Avis en a été donné aux avocats constitués qui ne s’y sont pas opposés.
Madame Hélène SAPÈDE, Vice-présidente, statuant en juge unique, assistée de Madame Margaux DIMENE, Greffière,
Décision du 22 Janvier 2026
Charges de copropriété
N° RG 24/11325 – N° Portalis 352J-W-B7I-C5YOQ
DÉBATS
À l’audience du 18 Novembre 2025 tenue en audience publique avis a été donné aux parties que la décision serait rendue le 22 Janvier 2026.
JUGEMENT
Prononcé publiquement par mise à disposition au greffe
Réputé contradictoire
en premier ressort
***
EXPOSE DES FAITS ET DE LA PROCÉDURE
M. [O] [T] est propriétaire des lots de copropriété n°16 et 23 d’un immeuble situé au [Adresse 1] à [Localité 1].
Par lettre recommandée datée du 14 décembre 2023 avec avis de réception du 21 décembre 2023, le syndicat des copropriétaires de l’immeuble a fait mettre en demeure M. [T] de payer la somme de 4.748,32 euros au titre des charges de copropriété.
Par acte du 12 septembre 2024, le syndicat des copropriétaires de l’immeuble situé au [Adresse 1] à Paris 17ème a fait assigner M. [T] en paiement d’arriérés de charges de copropriété devant le tribunal judiciaire de Paris, pour l’audience d’orientation du 30 avril 2025.
Au visa de la loi n°65-557 du 10 juillet 1965 et du décret n°67-223 du 17 mars 1967, il demande au tribunal de :
— condamner M. [T] au paiement de la somme de 8.172,10 euros, au titre des charges de copropriété, avec intérêts au taux légal à compter de l’assignation;
— condamner M. [T] au paiement de la somme de 564,14 euros, au titre des frais de recouvrement;
— condamner M. [T] au paiement de la somme de 2.000 euros à titre de dommages et intérêts ;
— condamner M. [O] [T] au paiement des entiers dépens, recouvrés en application de l’article 699 du code de procédure civile ;
— condamner M. [O] [T] au paiement de la somme de 2.000 euros au titre des frais irrépétibles ;
— dire n’y avoir lieu d’écarter l’exécution provisoire de droit.
Compte tenu du défaut de comparution en défense, et en application de l’article 455 alinéa 1er du code de procédure civile, il est renvoyé aux dernières écritures du demandeur pour l’exposé exhaustif de ses moyens en fait et en droit.
Cité à personne, M. [T] n’a pas comparu à l’instance. Il sera statué par jugement réputé contradictoire.
La clôture de l’instruction a été prononcée le 30 avril 2025, et l’affaire a été appelée à l’audience de plaidoiries (juge unique) du 18 novembre 2025. La décision a été mise en délibéré au 22 janvier 2026, date à laquelle elle a été prononcée par mise à disposition au greffe.

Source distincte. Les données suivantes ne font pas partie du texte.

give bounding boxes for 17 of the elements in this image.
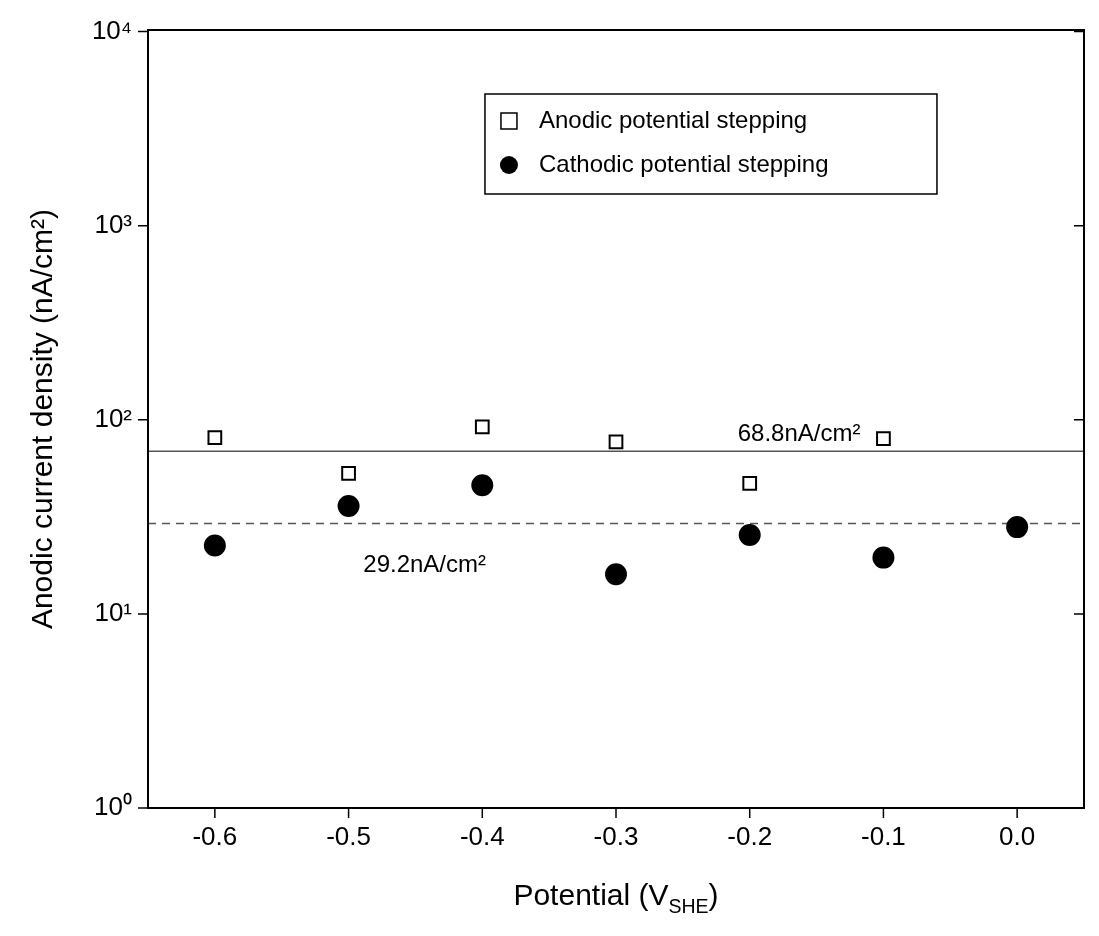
y-axis-title: Anodic current density (nA/cm²) — [25, 208, 58, 630]
y-tick-label: 10⁴ — [91, 14, 132, 45]
x-tick-label: -0.1 — [861, 820, 906, 851]
x-tick-label: -0.2 — [727, 820, 773, 851]
x-tick-label: -0.6 — [192, 820, 238, 851]
x-tick-label: -0.5 — [326, 820, 371, 851]
y-tick-label: 10² — [94, 402, 133, 433]
legend-label: Anodic potential stepping — [538, 105, 808, 133]
ref-line-label: 68.8nA/cm² — [737, 419, 861, 447]
x-tick-label: 0.0 — [999, 820, 1036, 851]
ref-line-label: 29.2nA/cm² — [363, 549, 487, 577]
y-tick-label: 10⁰ — [94, 791, 132, 822]
y-tick-label: 10¹ — [94, 597, 133, 628]
x-tick-label: -0.3 — [593, 820, 639, 851]
y-tick-label: 10³ — [94, 208, 133, 239]
legend-label: Cathodic potential stepping — [538, 149, 829, 177]
x-tick-label: -0.4 — [459, 820, 505, 851]
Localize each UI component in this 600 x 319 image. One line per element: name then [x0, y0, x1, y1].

Par message électronique du 7 janvier 2026, le tribunal a sollicité du demandeur la communication des certificats de non-contestation des procès-verbaux des assemblées générales produits.
Par message électronique reçu au greffe par la voie électronique le 9 janvier 2026, le demandeur a communiqué une attestation de non-recours afférente à l’assemblée générale du 4 juillet 2024.
MOTIFS DE LA DECISION
En application de l’article 472 du code de procédure civile si le défendeur ne comparaît pas, il est néanmoins statué sur le fond et le juge ne fait droit à la demande que dans la mesure où il l’estime régulière, recevable et bien fondée.

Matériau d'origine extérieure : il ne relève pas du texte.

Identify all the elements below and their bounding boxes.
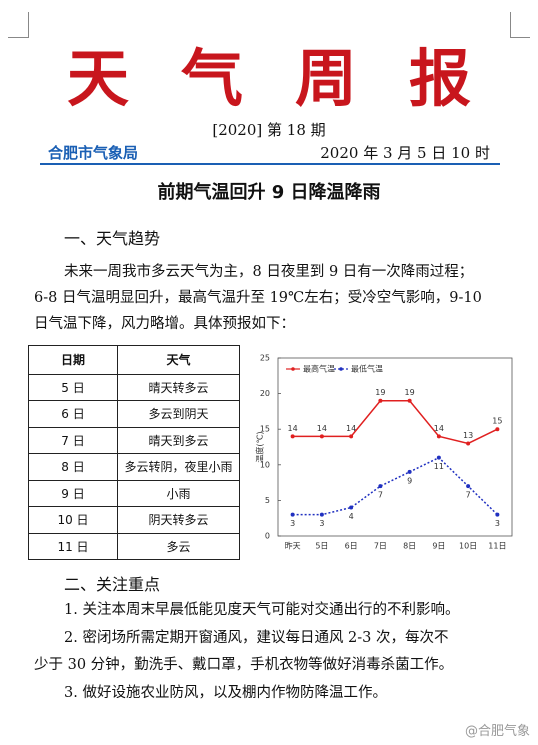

1 – Sur les demandes principales en paiement
A – Au titre des charges de copropriété
Aux termes des dispositions énoncées aux articles 10 et 5 de la loi du 10 juillet 1965, « les copropriétaires sont tenus de participer aux charges entraînées par les services collectifs, les éléments d’équipement commun en fonction de l’utilité que ces services et éléments présentent à l’égard de chaque lot » ainsi qu’ « aux charges relatives à la conservation, à l’entretien et à l’administration des parties communes et de verser au fonds de travaux mentionné à l’article 14-2 la cotisation prévue au même article, proportionnellement aux valeurs relatives des parties privatives comprises dans leurs lots telles que ces valeurs résultent » « lors de l’établissement de la copropriété, de la consistance, de la superficie et de la situation des lots, sans égard à leur utilisation » – le règlement de copropriété fixant la part afférente à chaque lot dans chacune des catégories de charges.

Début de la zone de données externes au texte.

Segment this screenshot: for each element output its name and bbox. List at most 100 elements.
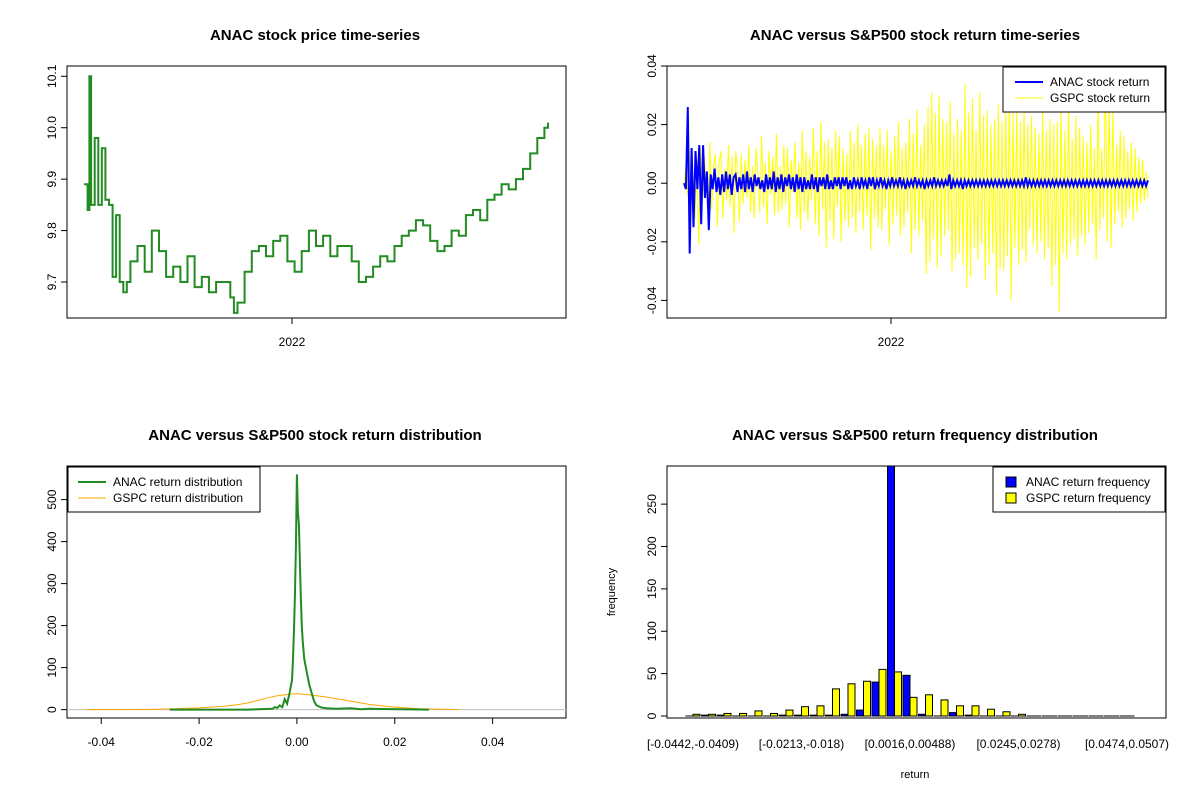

En application de l’article 42 de la même loi, lorsque les comptes et le budget prévisionnel ont été approuvés, les copropriétaires qui n’ont pas contesté l’assemblée générale ayant voté cette approbation dans les deux mois de la notification ne sont plus fondés à contester ces comptes et ce budget provisionnel. Ils ne sont pas non plus fondés à refuser de payer les charges appelées si, ayant contesté une décision de l’assemblée générale, ils n’ont pas obtenu son annulation de manière définitive – toute décision non annulée étant par principe valide et donc exécutoire.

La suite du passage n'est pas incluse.